Terrible performance from very simple kernel

I’ve got a trivial kernel I use as part of a larger application. I’m trying to improve performance and was surprised by how poorly this performs.

/// Zero out the given buffer
extern "C" __global__ void clear_buffer(float4* accum_buffer, int n) {
    int i = blockIdx.x * blockDim.x + threadIdx.x;
    if (i < n) {
        accum_buffer[i] = make_float4(0, 0, 0, 0);
    }
}

profiling this in nsight compute tells me that my memory throughput is 18MB/s (that’s megabytes!!)

What’s causing this?

Suggestion: Post complete minimal example code (i.e. buildable & runnable) if you would like others to attempt to reproduce your observations.
Side remark: Make sure you use a release build for performance experiments.

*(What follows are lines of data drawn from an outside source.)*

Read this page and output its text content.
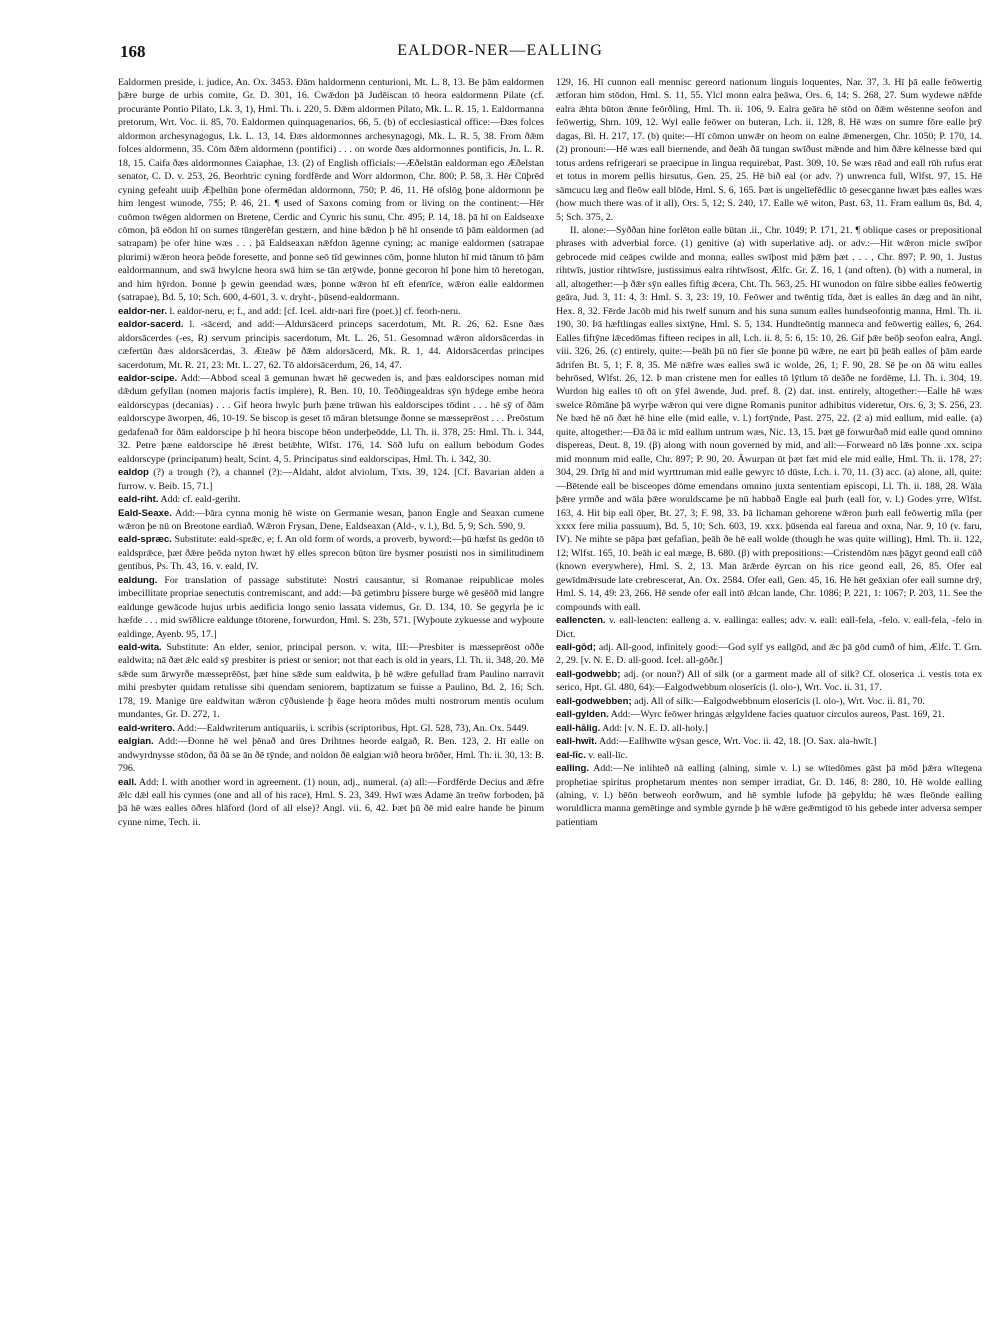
168	EALDOR-NER—EALLING

Ealdormen preside, i. judice, An. Ox. 3453. Ðām haldormenn centurioni, Mt. L. 8, 13. Be þām ealdormen þǣre burge de urbis comite, Gr. D. 301, 16. Cwǣdon þā Judēiscan tō heora ealdormenn Pilate (cf. procurante Pontio Pilato, Lk. 3, 1), Hml. Th. i. 220, 5. Ðǣm aldormen Pilato, Mk. L. R. 15, 1. Ealdormanna pretorum, Wrt. Voc. ii. 85, 70. Ealdormen quinquagenarios, 66, 5. (b) of ecclesiastical office:—Ðæs folces aldormon archesynagogus, Lk. L. 13, 14. Ðæs aldormonnes archesynagogi, Mk. L. R. 5, 38. From ðǣm folces aldormenn, 35. Cōm ðǣm aldormenn (pontifici) . . . on worde ðæs aldormonnes pontificis, Jn. L. R. 18, 15. Caifa ðæs aldormonnes Caiaphae, 13. (2) of English officials:—Æðelstān ealdorman ego Æðelstan senator, C. D. v. 253, 26. Beorhtric cyning fordfērde and Worr aldormon, Chr. 800; P. 58, 3. Hēr Cūþrēd cyning gefeaht uuiþ Æþelhūn þone ofermēdan aldormonn, 750; P. 46, 11. Hē ofslōg þone aldormonn þe him lengest wunode, 755; P. 46, 21. ¶ used of Saxons coming from or living on the continent:—Hēr cuōmon twēgen aldormen on Bretene, Cerdic and Cynric his sunu, Chr. 495; P. 14, 18. þā hī on Ealdseaxe cōmon, þā eōdon hī on sumes tūngerēfan gestærn, and hine bǣdon þ hē hī onsende tō þām ealdormen (ad satrapam) þe ofer hine wæs . . . þā Ealdseaxan nǣfdon āgenne cyning; ac manige ealdormen (satrapae plurimi) wǣron heora þeōde foresette, and þonne seō tīd gewinnes cōm, þonne hluton hī mid tānum tō þām ealdormannum, and swā hwylcne heora swā him se tān ætȳwde, þonne gecoron hī þone him tō heretogan, and him hȳrdon. Þonne þ gewin geendad wæs, þonne wǣron hī eft efenrīce, wǣron ealle ealdormen (satrapae), Bd. 5, 10; Sch. 600, 4-601, 3. v. dryht-, þūsend-ealdormann.

ealdor-ner. l. ealdor-neru, e; f., and add: [cf. Icel. aldr-nari fire (poet.)] cf. feorh-neru.

ealdor-sacerd. l. -sācerd, and add:—Aldursācerd princeps sacerdotum, Mt. R. 26, 62. Esne ðæs aldorsācerdes (-es, R) servum principis sacerdotum, Mt. L. 26, 51. Gesomnad wǣron aldorsācerdas in cæfertūn ðæs aldorsācerdas, 3. Æteāw þē ðǣm aldorsācerd, Mk. R. 1, 44. Aldorsācerdas principes sacerdotum, Mt. R. 21, 23: Mt. L. 27, 62. Tō aldorsācerdum, 26, 14, 47.

ealdor-scipe. Add:—Abbod sceal ā gemunan hwæt hē gecweden is, and þæs ealdorscipes noman mid dǣdum gefyllan (nomen majoris factis implere), R. Ben. 10, 10. Teōðingealdras sȳn hȳdege embe heora ealdorscypas (decanias) . . . Gif heora hwylc þurh þæne trūwan his ealdorscipes tōdint . . . hē sȳ of ðām ealdorscype āworpen, 46, 10-19. Se biscop is geset tō māran bletsunge ðonne se mæsseprēost . . . Preōstum gedafenað for ðām ealdorscipe þ hī heora biscope bēon underþeōdde, Ll. Th. ii. 378, 25: Hml. Th. i. 344, 32. Petre þæne ealdorscipe hē ǣrest betǣhte, Wlfst. 176, 14. Sōð lufu on eallum bebodum Godes ealdorscype (principatum) healt, Scint. 4, 5. Principatus sind ealdorscipas, Hml. Th. i. 342, 30.

ealdop (?) a trough (?), a channel (?):—Aldaht, aldot alviolum, Txts. 39, 124. [Cf. Bavarian alden a furrow. v. Beib. 15, 71.]

eald-riht. Add: cf. eald-geriht.

Eald-Seaxe. Add:—Þāra cynna monig hē wiste on Germanie wesan, þanon Engle and Seaxan cumene wǣron þe nū on Breotone eardiað. Wǣron Frysan, Dene, Ealdseaxan (Ald-, v. l.), Bd. 5, 9; Sch. 590, 9.

eald-spræc. Substitute: eald-sprǣc, e; f. An old form of words, a proverb, byword:—þū hæfst ūs gedōn tō ealdsprǣce, þæt ðǣre þeōda nyton hwæt hȳ elles sprecon būton ūre bysmer posuisti nos in similitudinem gentibus, Ps. Th. 43, 16. v. eald, IV.

ealdung. For translation of passage substitute: Nostri causantur, si Romanae reipublicae moles imbecillitate propriae senectutis contremiscant, and add:—Þā getimbru þissere burge wē gesēōð mid langre ealdunge gewācode hujus urbis aedificia longo senio lassata videmus, Gr. D. 134, 10. Se gegyrla þe ic hæfde . . . mid swīðlicre ealdunge tōtorene, forwurdon, Hml. S. 23b, 571. [Wyþoute zykuesse and wyþoute ealdinge, Ayenb. 95, 17.]

eald-wita. Substitute: An elder, senior, principal person. v. wita, III:—Presbiter is mæsseprēost oððe ealdwita; nā ðæt ǣlc eald sȳ presbiter is priest or senior; not that each is old in years, Ll. Th. ii. 348, 20. Mē sǣde sum ārwyrðe mæsseprēōst, þæt hine sǣde sum ealdwita, þ hē wǣre gefullad fram Paulino narravit mihi presbyter quidam retulisse sibi quendam seniorem, baptizatum se fuisse a Paulino, Bd. 2, 16; Sch. 178, 19. Manige ūre ealdwitan wǣron cȳðusiende þ ēage heora mōdes multi nostrorum mentis oculum mundantes, Gr. D. 272, 1.

eald-writero. Add:—Ealdwriterum antiquariis, i. scribis (scriptoribus, Hpt. Gl. 528, 73), An. Ox. 5449.

ealgian. Add:—Ðonne hē wel þēnað and ūres Drihtnes heorde ealgað, R. Ben. 123, 2. Hī ealle on andwyrdnysse stōdon, ðā ðā se ān ðē tȳnde, and noldon ðē ealgian wið heora brōðer, Hml. Th. ii. 30, 13: B. 796.

eall. Add: I. with another word in agreement. (1) noun, adj., numeral. (a) all:—Fordfērde Decius and ǣfre ǣlc dǣl eall his cynnes (one and all of his race), Hml. S. 23, 349. Hwī wæs Adame ān treōw forboden, þā þā hē wæs ealles ōðres hlāford (lord of all else)? Angl. vii. 6, 42. Þæt þū ðē mid ealre hande be þinum cynne nime, Tech. ii.

129, 16. Hī cunnon eall mennisc gereord nationum linguis loquentes, Nar. 37, 3. Hī þā ealle feōwertig ætforan him stōdon, Hml. S. 11, 55. Ylcl monn ealra þeāwa, Ors. 6, 14; S. 268, 27. Sum wydewe nǣfde ealra ǣhta būton ǣnne feōrðling, Hml. Th. ii. 106, 9. Ealra geāra hē stōd on ðǣm wēstenne seofon and feōwertig, Shrn. 109, 12. Wyl ealle feōwer on buteran, Lch. ii. 128, 8. Hē wæs on sumre fōre ealle þrȳ dagas, Bl. H. 217, 17. (b) quite:—Hī cōmon unwǣr on heom on ealne ǣmenergen, Chr. 1050; P. 170, 14. (2) pronoun:—Hē wæs eall biernende, and ðeāh ðā tungan swīðust mǣnde and him ðǣre kēlnesse bæd qui totus ardens refrigerari se praecipue in lingua requirebat, Past. 309, 10. Se wæs rēad and eall rūh rufus erat et totus in morem pellis hirsutus, Gen. 25, 25. Hē bið eal (or adv. ?) unwrenca full, Wlfst. 97, 15. Hē sāmcucu læg and fleōw eall blōde, Hml. S. 6, 165. Þæt is ungelīefēdlic tō gesecganne hwæt þæs ealles wæs (how much there was of it all), Ors. 5, 12; S. 240, 17. Ealle wē witon, Past. 63, 11. Fram eallum ūs, Bd. 4, 5; Sch. 375, 2.

II. alone:—Syððan hine forlēton ealle būtan .ii., Chr. 1049; P. 171, 21. ¶ oblique cases or prepositional phrases with adverbial force. (1) genitive (a) with superlative adj. or adv.:—Hit wǣron micle swīþor gebrocede mid ceāpes cwilde and monna, ealles swīþost mid þǣm þæt . . . , Chr. 897; P. 90, 1. Justus rihtwīs, justior rihtwīsre, justissimus ealra rihtwīsost, Ælfc. Gr. Z. 16, 1 (and often). (b) with a numeral, in all, altogether:—þ ðǣr sȳn ealles fiftig ǣcera, Cht. Th. 563, 25. Hī wunodon on fūlre sibbe ealles feōwertig geāra, Jud. 3, 11: 4, 3: Hml. S. 3, 23: 19, 10. Feōwer and twēntig tīda, ðæt is ealles ān dæg and ān niht, Hex. 8, 32. Fērde Jacōb mid his twelf sunum and his suna sunum ealles hundseofontig manna, Hml. Th. ii. 190, 30. Þā hæftlingas ealles sixtȳne, Hml. S. 5, 134. Hundteōntig manneca and feōwertig ealles, 6, 264. Ealles fiftȳne lǣcedōmas fifteen recipes in all, Lch. ii. 8, 5: 6, 15: 10, 26. Gif þǣr beōþ seofon ealra, Angl. viii. 326, 26. (c) entirely, quite:—Þeāh þū nū fier sīe þonne þū wǣre, ne eart þū þeāh ealles of þām earde ādrifen Bt. 5, 1; F. 8, 35. Mē nǣfre wæs ealles swā ic wolde, 26, 1; F. 90, 28. Sē þe on ðā witu ealles behrōsed, Wlfst. 26, 12. Þ man cristene men for ealles tō lȳtlum tō deāðe ne fordēme, Ll. Th. i. 304, 19. Wurdon hig ealles tō oft on ȳfel āwende, Jud. pref. 8. (2) dat. inst. entirely, altogether:—Ealle hē wæs swelce Rōmāne þā wyrþe wǣron qui vere digne Romanis punitor adhibitus videretur, Ors. 6, 3; S. 256, 23. Ne bæd hē nō ðæt hē hine elle (mid ealle, v. l.) fortȳnde, Past. 275, 22. (2 a) mid eallum, mid ealle. (a) quite, altogether:—Ðā ðā ic mīd eallum untrum wæs, Nic. 13, 15. Þæt gē forwurðað mid ealle quod omnino dispereas, Deut. 8, 19. (β) along with noun governed by mid, and all:—Forweard nō lǣs þonne .xx. scipa mid monnum mid ealle, Chr. 897; P. 90, 20. Āwurpan ūt þæt fæt mid ele mid ealle, Hml. Th. ii. 178, 27: 304, 29. Drīg hī and mid wyrttruman mid ealle gewyrc tō dūste, Lch. i. 70, 11. (3) acc. (a) alone, all, quite:—Bētende eall be bisceopes dōme emendans omnino juxta sententiam episcopi, Ll. Th. ii. 188, 28. Wāla þǣre yrmðe and wāla þǣre woruldscame þe nū habbað Engle eal þurh (eall for, v. l.) Godes yrre, Wlfst. 163, 4. Hit bip eall ōþer, Bt. 27, 3; F. 98, 33. Þā līchaman gehorene wǣron þurh eall feōwertig mīla (per xxxx fere milia passuum), Bd. 5, 10; Sch. 603, 19. xxx. þūsenda eal fareua and oxna, Nar. 9, 10 (v. faru, IV). Ne mihte se pāpa þæt gefafian, þeāh ðe hē eall wolde (though he was quite willing), Hml. Th. ii. 122, 12; Wlfst. 165, 10. Þeāh ic eal mæge, B. 680. (β) with prepositions:—Cristendōm næs þāgyt geond eall cūð (known everywhere), Hml. S. 2, 13. Man ārǣrde ēyrcan on his rice geond eall, 26, 85. Ofer eal gewīdmǣrsude late crebrescerat, An. Ox. 2584. Ofer eall, Gen. 45, 16. Hē hēt geāxian ofer eall sumne drȳ, Hml. S. 14, 49: 23, 266. Hē sende ofer eall intō ǣlcan lande, Chr. 1086; P. 221, 1: 1067; P. 203, 11. See the compounds with eall.

eallencten. v. eall-lencten: ealleng a. v. eallinga: ealles; adv. v. eall: eall-fela, -felo. v. eall-fela, -felo in Dict.

eall-gōd; adj. All-good, infinitely good:—God sylf ys eallgōd, and ǣc þā gōd cumð of him, Ælfc. T. Grn. 2, 29. [v. N. E. D. all-good. Icel. all-gōðr.]

eall-godwebb; adj. (or noun?) All of silk (or a garment made all of silk? Cf. oloserica .i. vestis tota ex serico, Hpt. Gl. 480, 64):—Ealgodwebbum oloserīcis (l. olo-), Wrt. Voc. ii. 31, 17.

eall-godwebben; adj. All of silk:—Ealgodwebbnum eloserīcis (l. olo-), Wrt. Voc. ii. 81, 70.

eall-gylden. Add:—Wyrc feōwer hringas ælgyldene facies quatuor circulos aureos, Past. 169, 21.

eall-hālig. Add: [v. N. E. D. all-holy.]

eall-hwīt. Add:—Eallhwīte wȳsan gesce, Wrt. Voc. ii. 42, 18. [O. Sax. ala-hwīt.]

eal-līc. v. eall-līc.

ealling. Add:—Ne inlihteð nā ealling (alning, simle v. l.) se wītedōmes gāst þā mōd þǣra wītegena prophetiae spiritus prophetarum mentes non semper irradiat, Gr. D. 146, 8: 280, 10. Hē wolde ealling (alning, v. l.) bēōn betweoh eorðwum, and hē symble lufode þā geþyldu; hē wæs fleōnde ealling woruldlicra manna gemētinge and symble gyrnde þ hē wǣre geǣmtigod tō his gebede inter adversa semper patientiam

Something is evidently wrong. When I run your kernel using the supplied configuration <<<7975,128>>> on a V100 I get a kernel duration of ~20 microseconds. Your kernel duration of ~60milliseconds suggests you may be timing a debug build, or something else is not working as expected in your setup. (Even when I run a debug build, the 20 microseconds only goes to 80 microseconds). My V100 has about 700-900GB/s of memory throughput, your RTX 2070 max-Q has about 384GB/s of bandwidth, so that only represents about a 2-3x factor.

Probably need more information, or you may need to simplify (divide and conquer) your test case to find the culprit.

Thanks for the help! I was in the process of isolating that kernel in a simple C++ program following njuffa’s advice. The actual program this is a part of is a large Rust program running a sequence of kernels so extracting exactly what’s happening will be more difficult.

In isolating it to a simpler C++ version:

extern "C" __global__ void clear_buffer(float4* accum_buffer, int n) {
    int i = blockIdx.x * blockDim.x + threadIdx.x;
    if (i < n) {
        accum_buffer[i] = make_float4(0, 0, 0, 0);
    }
}

int main() {
    float4* buffer;
    int grid_size = 7579;
    int block_size = 128;
    int n = grid_size * block_size;

    cudaMalloc(&buffer, n * 4 * sizeof(float));
    
    clear_buffer<<<grid_size, block_size>>>(buffer, n);

    cudaFree(buffer);
}

I was indeed using -G instead of --generate-line-info. Fixing that gives me ~347GB/s as expected.

Doing the same thing in my actual program still only nets me 1.5GB/s and a total execution time of 1.2ms as opposed to 42us in the extracted version.

Inspecting the PTX of both versions shows identical code (modulo names), so I guess it must be how I’m running it in the larger program?

For context, I’m seeing abysmal memory throughput on my other kernels as well, this one just seemed like a good starting point as it was so simple.

I’m a bit of a noob here - I don’t really know what sort of things to consider when looking at the rest of my code to understand what’s going on. What sort of things could potentially cause this?

Version in main program:
clear_buffer.pdf (994.7 KB)

Extracted version:
simple.pdf (984.7 KB)

It’s possible that compute kernels are being “interrupted” i.e. context-switched with graphics tasks as needed by your RTX 2070 Max-Q notebook GPU which is running in WDDM mode and must service a display.

I generally don’t have an expectation of hard performance guarantees on any GPU that is also servicing a display. Even if you think your GPU is not servicing a display, if it is in WDDM mode, than it is under the direct control of windows and will be expected to service graphics tasks, from time to time.

My guess is that most likely it will be necessary for you to do divide-and-conquer to discover what components (even if it is just overall application run-time) which are necessary to result in the perf reduction. As already indicated, providing a short complete test case here may also get you useful advice.